This sign is intended to be lit up to warn others not to disturb you when you're recording. (We chose "On Air" as it's a lot less letters than "Recording" and has a similar meaning.)
We haven't figured out the electronics yet. Planning to use something like a WS2812b LED with a wifi microcontroller. "Hey Cortana, I'm recording now!" (or something like that).
There are 2 and 3 sided wall-mountable versions and a 2 sided desk mount version. Each has variants with and without integral letters, so you can either print letters in another color or paint them. The 3 sided version also comes in a 2-part one with a removable top to avoid the support marks showing through the translucent filament.
Included is a wall mount intended for the wall signs to hang from.
Full disclosure: Gearbest gave me the CR-10 that I printed this with, so I feel sort of obligated to put it through it's paces.
If you like my things, I don't mind Tips, but checking out our Lego R2-D2 YouTube page also helps!
Obviously print the sign in translucent filament. We used ABS. You can scale the whole thing up or down some if desired.
Printing the letters in something like black and gluing them on later is probably better than painting, but there's a 1-piece version if you want to paint it.
The 3 sided version also comes in a two-part varient. That's good because then you can print the parts and avoid the lines left by the supports.
No support is needed, except for the single section 3 sided version. I used 5% for that.
The letters probably don't need infill either, but I'd use 10% or so for the wall mount.
Simplify 3D's gap fill did a great job with the thin walls, 3 upper and lower layers and 2 shells. It printed the outer and inner shell and it's gap fill make a thicker bead in the middle for a solid wall. Other software or printers may need to play with tweaking the settings some so that you get a single solid wall instead of 2 detached shells.
If you choose to print the one-piece version with the painted letters, then you'll probably need to make sure to use paint. Markers don't work on filament because they wick into the gaps and a terrible smudge oozes out from the letters.
I knew that and still tried a marker with horrid results. (fortunately some alcohol cleaned it off).
Be careful with the letter orientation. In particular, the "O" isn't symmetrical. So make sure they look right before gluing.
Obviously the glue/solvent depends on the material you print with. We printed in ABS, so used MEK (not recommended because it's nasty).
Note that the solvent makes it easy to smear the black letters onto the translucent sign, so be careful not to smudge them.
Gluing the Two-Part Top
If you print the two-part 3 sided sign, use care gluing the top on. Any solvent that glues the parts together is also likely to smudge or streak the clear parts if it drips down the sides.

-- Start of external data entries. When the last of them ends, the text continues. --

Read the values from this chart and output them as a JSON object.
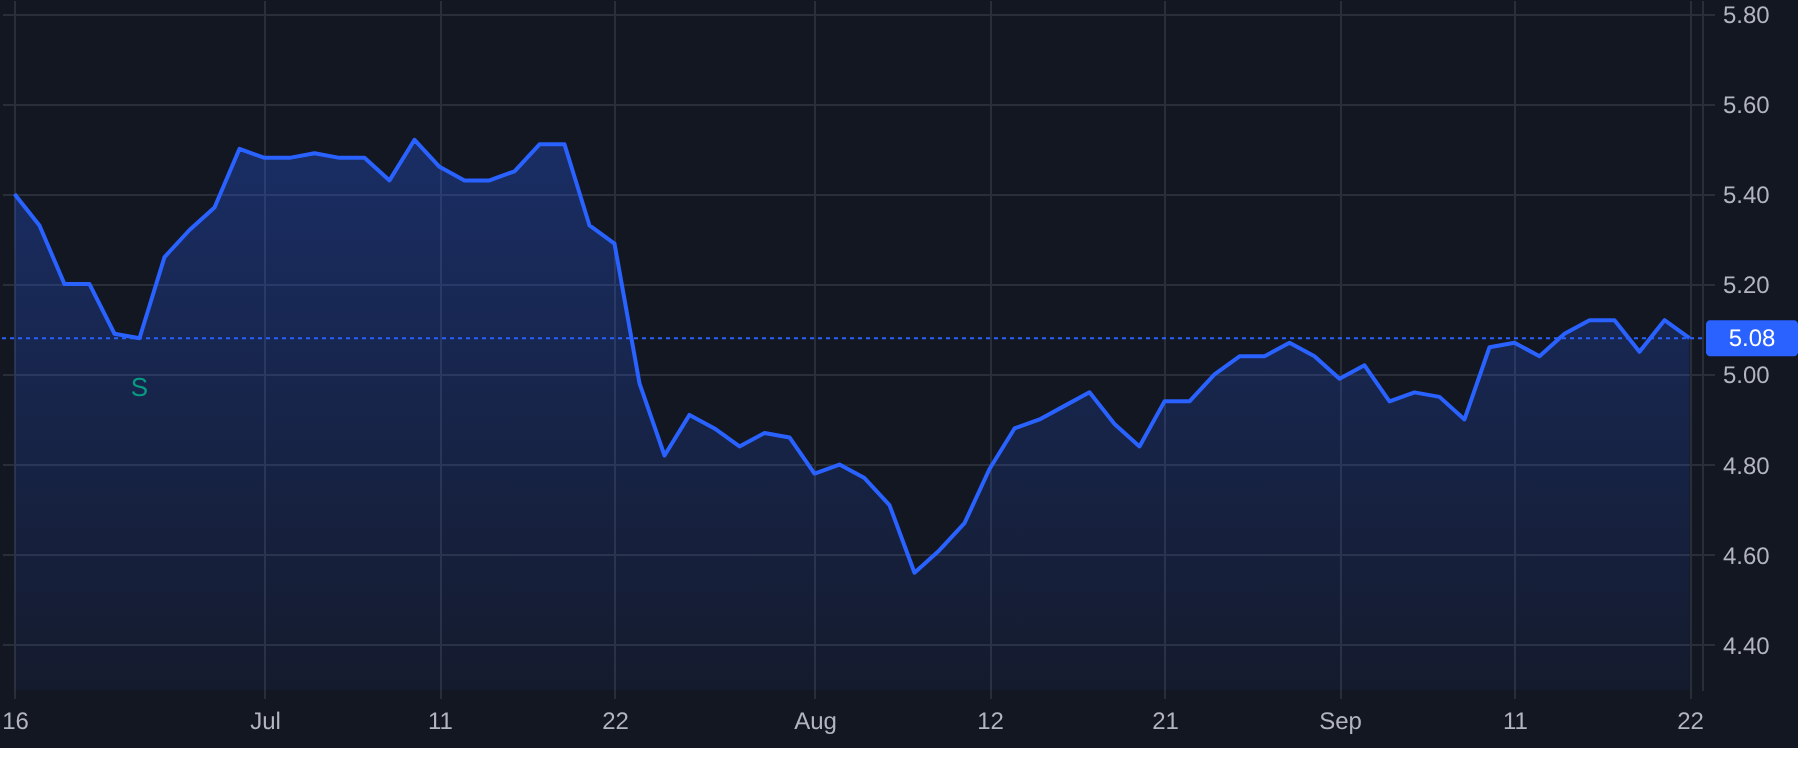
{
  "chart_data": {
    "type": "area",
    "categories": [
      "16",
      null,
      null,
      null,
      null,
      null,
      null,
      null,
      null,
      null,
      "Jul",
      null,
      null,
      null,
      null,
      null,
      null,
      "11",
      null,
      null,
      null,
      null,
      null,
      null,
      "22",
      null,
      null,
      null,
      null,
      null,
      null,
      null,
      "Aug",
      null,
      null,
      null,
      null,
      null,
      null,
      "12",
      null,
      null,
      null,
      null,
      null,
      null,
      "21",
      null,
      null,
      null,
      null,
      null,
      null,
      "Sep",
      null,
      null,
      null,
      null,
      null,
      null,
      "11",
      null,
      null,
      null,
      null,
      null,
      null,
      "22"
    ],
    "series": [
      {
        "color": "#2962ff",
        "values": [
          5.4,
          5.33,
          5.2,
          5.2,
          5.09,
          5.08,
          5.26,
          5.32,
          5.37,
          5.5,
          5.48,
          5.48,
          5.49,
          5.48,
          5.48,
          5.43,
          5.52,
          5.46,
          5.43,
          5.43,
          5.45,
          5.51,
          5.51,
          5.33,
          5.29,
          4.98,
          4.82,
          4.91,
          4.88,
          4.84,
          4.87,
          4.86,
          4.78,
          4.8,
          4.77,
          4.71,
          4.56,
          4.61,
          4.67,
          4.79,
          4.88,
          4.9,
          4.93,
          4.96,
          4.89,
          4.84,
          4.94,
          4.94,
          5.0,
          5.04,
          5.04,
          5.07,
          5.04,
          4.99,
          5.02,
          4.94,
          4.96,
          4.95,
          4.9,
          5.06,
          5.07,
          5.04,
          5.09,
          5.12,
          5.12,
          5.05,
          5.12,
          5.08
        ]
      }
    ],
    "ylim": [
      4.3,
      5.83
    ],
    "yticks": [
      {
        "value": 4.4,
        "label": "4.40"
      },
      {
        "value": 4.6,
        "label": "4.60"
      },
      {
        "value": 4.8,
        "label": "4.80"
      },
      {
        "value": 5.0,
        "label": "5.00"
      },
      {
        "value": 5.2,
        "label": "5.20"
      },
      {
        "value": 5.4,
        "label": "5.40"
      },
      {
        "value": 5.6,
        "label": "5.60"
      },
      {
        "value": 5.8,
        "label": "5.80"
      }
    ],
    "ref_lines": [
      {
        "axis": "y",
        "value": 5.08,
        "label": "5.08",
        "color": "#2962ff",
        "line_style": "dotted"
      }
    ],
    "annotations": [
      {
        "text": "S",
        "y": 5.08
      }
    ],
    "grid": true
  }
}
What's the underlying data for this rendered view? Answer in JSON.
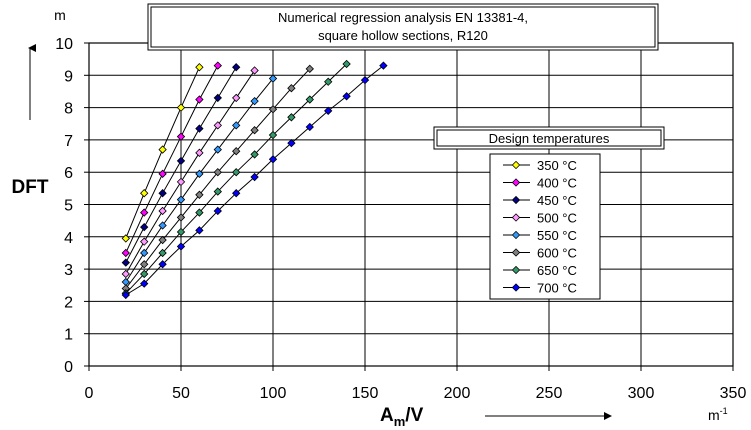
{
  "chart_data": {
    "type": "line",
    "title_lines": [
      "Numerical regression analysis EN 13381-4,",
      "square hollow sections, R120"
    ],
    "ylabel": "DFT",
    "y_unit": "m",
    "xlabel_main": "A",
    "xlabel_sub": "m",
    "xlabel_tail": "/V",
    "x_unit_base": "m",
    "x_unit_exp": "-1",
    "xlim": [
      0,
      350
    ],
    "ylim": [
      0,
      10
    ],
    "x_ticks": [
      "0",
      "50",
      "100",
      "150",
      "200",
      "250",
      "300",
      "350"
    ],
    "y_ticks": [
      "0",
      "1",
      "2",
      "3",
      "4",
      "5",
      "6",
      "7",
      "8",
      "9",
      "10"
    ],
    "grid": true,
    "legend_title": "Design temperatures",
    "legend_position": "right",
    "series": [
      {
        "name": "350 °C",
        "color": "#ffff00",
        "marker": "diamond",
        "x": [
          20,
          30,
          40,
          50,
          60
        ],
        "y": [
          3.95,
          5.35,
          6.7,
          8.0,
          9.25
        ]
      },
      {
        "name": "400 °C",
        "color": "#ff00ff",
        "marker": "diamond",
        "x": [
          20,
          30,
          40,
          50,
          60,
          70
        ],
        "y": [
          3.5,
          4.75,
          5.95,
          7.1,
          8.25,
          9.3
        ]
      },
      {
        "name": "450 °C",
        "color": "#000080",
        "marker": "diamond",
        "x": [
          20,
          30,
          40,
          50,
          60,
          70,
          80
        ],
        "y": [
          3.2,
          4.3,
          5.35,
          6.35,
          7.35,
          8.3,
          9.25
        ]
      },
      {
        "name": "500 °C",
        "color": "#ff99ff",
        "marker": "diamond",
        "x": [
          20,
          30,
          40,
          50,
          60,
          70,
          80,
          90
        ],
        "y": [
          2.85,
          3.85,
          4.8,
          5.7,
          6.6,
          7.45,
          8.3,
          9.15
        ]
      },
      {
        "name": "550 °C",
        "color": "#3399ff",
        "marker": "diamond",
        "x": [
          20,
          30,
          40,
          50,
          60,
          70,
          80,
          90,
          100
        ],
        "y": [
          2.6,
          3.5,
          4.35,
          5.15,
          5.95,
          6.7,
          7.45,
          8.2,
          8.9
        ]
      },
      {
        "name": "600 °C",
        "color": "#808080",
        "marker": "diamond",
        "x": [
          20,
          30,
          40,
          50,
          60,
          70,
          80,
          90,
          100,
          110,
          120
        ],
        "y": [
          2.4,
          3.15,
          3.9,
          4.6,
          5.3,
          6.0,
          6.65,
          7.3,
          7.95,
          8.6,
          9.2
        ]
      },
      {
        "name": "650 °C",
        "color": "#339966",
        "marker": "diamond",
        "x": [
          20,
          30,
          40,
          50,
          60,
          70,
          80,
          90,
          100,
          110,
          120,
          130,
          140
        ],
        "y": [
          2.25,
          2.85,
          3.5,
          4.15,
          4.75,
          5.4,
          6.0,
          6.55,
          7.15,
          7.7,
          8.25,
          8.8,
          9.35
        ]
      },
      {
        "name": "700 °C",
        "color": "#0000ff",
        "marker": "diamond",
        "x": [
          20,
          30,
          40,
          50,
          60,
          70,
          80,
          90,
          100,
          110,
          120,
          130,
          140,
          150,
          160
        ],
        "y": [
          2.2,
          2.55,
          3.15,
          3.7,
          4.2,
          4.8,
          5.35,
          5.85,
          6.4,
          6.9,
          7.4,
          7.9,
          8.35,
          8.85,
          9.3
        ]
      }
    ]
  }
}
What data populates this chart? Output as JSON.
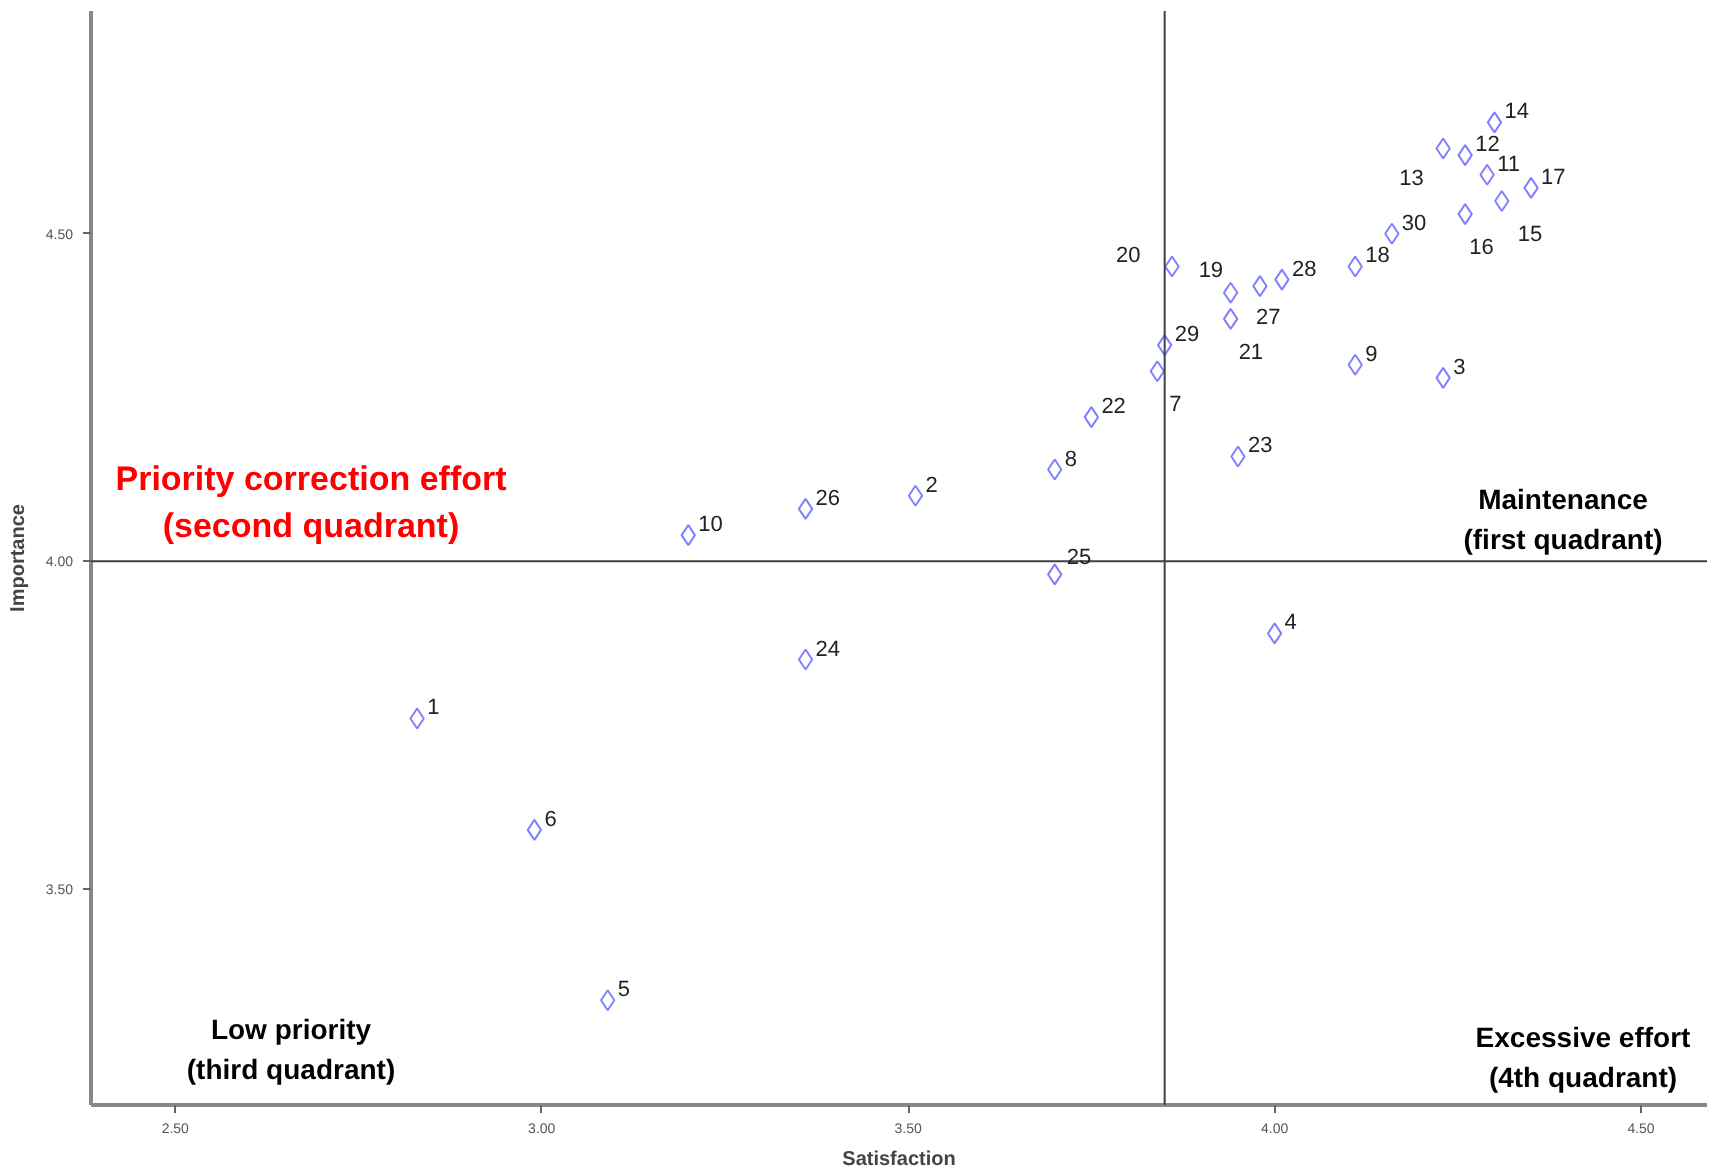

We had luck putting a thin layer of solvent along the top edge and then pressing the top onto that. A bit didn't get sealed though, so we had to try some more and caused a dreaded drip.
One part is a wall (or desk?) mount to secure the sign. It's intended to be affixed to the wall with two screws, and then the sign hangs from that. Since it depends a bit on gravity, it probably won't be great on a desk (I'm working on that.)
I used Sketchup
The file's included. I build the base for the sign, then stamped out some letters. The biggest trick was making the recessed hole for the letters. It has to be a little bigger than the letters, so that was a bit of painful hand-editing to make the recessed bits 0.5mm bigger on all sides.
In the future I think I'll try the Fredo6 Round Corner extension. I think that by "embossing" the letters on the flat surface, then I can "round" the corners of that surface (like with only 1 side to round it), and then chop off the rest of it. Then extrude the resulting letter, which should be slightly bigger than the original.